Shareholders seek a return on investment of 5.5% to 7% by developing sustainable homes in the mid-market sector and just above, Paul says. “We can improve affordability in the long term by increasing housing supply. We will also sell older properties to fund new construction. We’ve agreed at least 50% of our capital will go to new builds, ensuring growth in the total housing stock.”

One million new homes

However, additional capital is needed to fully address the housing shortage in the Netherlands. The government aims to build one million new homes, an effort requiring around €400 billion in investment.

“This is significantly beyond our capacity alone,” Paul says. “Dutch pension funds have already heavily invested in the market. To meet the target, new capital must come from foreign investors, including pension funds in Canada, Germany, and Switzerland.”

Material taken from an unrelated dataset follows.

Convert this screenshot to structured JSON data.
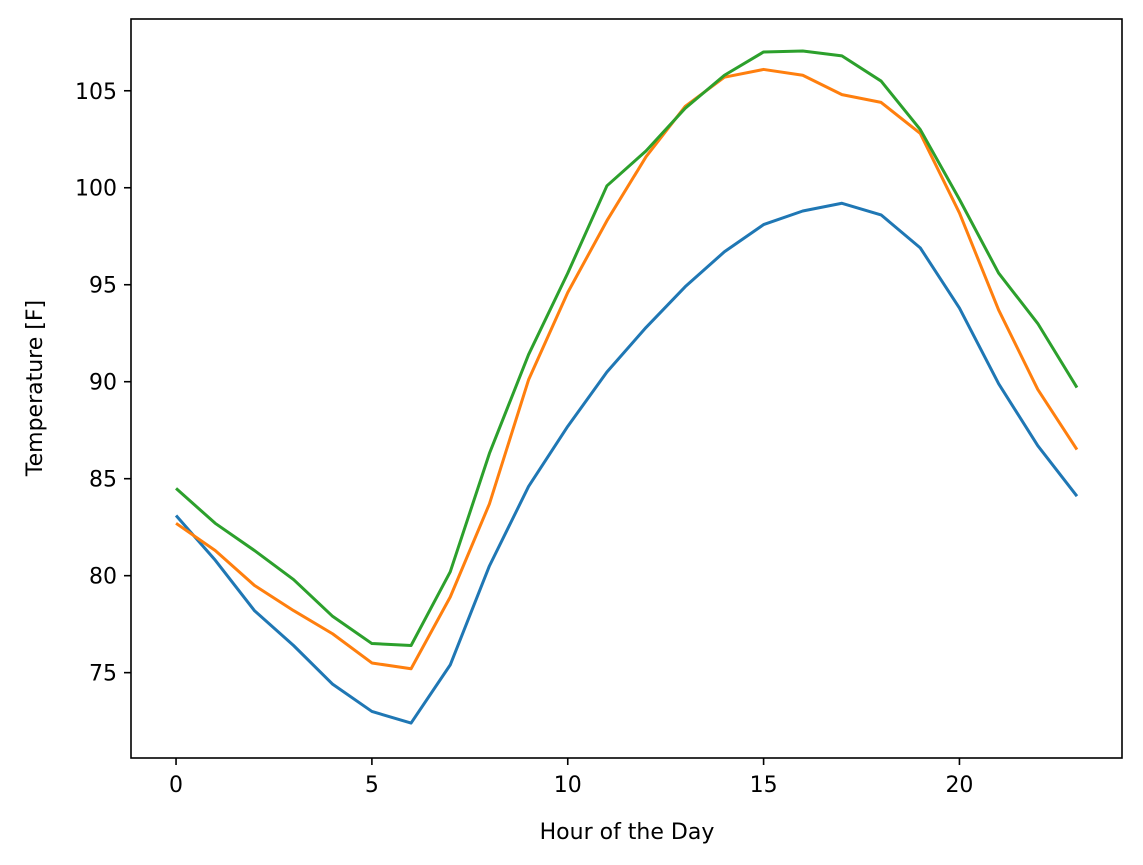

The Dutch housing market has attracted foreign investors due to its transparency and maturity. Public-private partnerships are common, and institutional investors play a crucial role. However, competition from other European markets facing similar shortages presents a challenge in securing foreign capital.

European problem

“Our tight housing market is a European phenomenon and we are competing with European markets with cities like London, Berlin and Madrid,” Paul points out. “If these markets have beter investment conditions than we have, then the capital is more likely to move there.”

Housing minister Mona Keijzer has committed to reducing bureaucratic hurdles and planning requirements to speed up construction. She has also allocated €2.5 billion to infrastructure improvements, flood risk management, and expanding electricity grid capacity.

In addition, the transfer tax on residential property sales, currently 10.4%, will be reduced to 8% in 2026 to encourage investment.

“We call for a stable, stimulating long-term investment strategy and a competitive tax regime,” Paul says. “We must have the equal conditions for all investors, domestic and foreign. We need capital, and international players must feel welcome. The government must enhance the investment climate to make this possible.”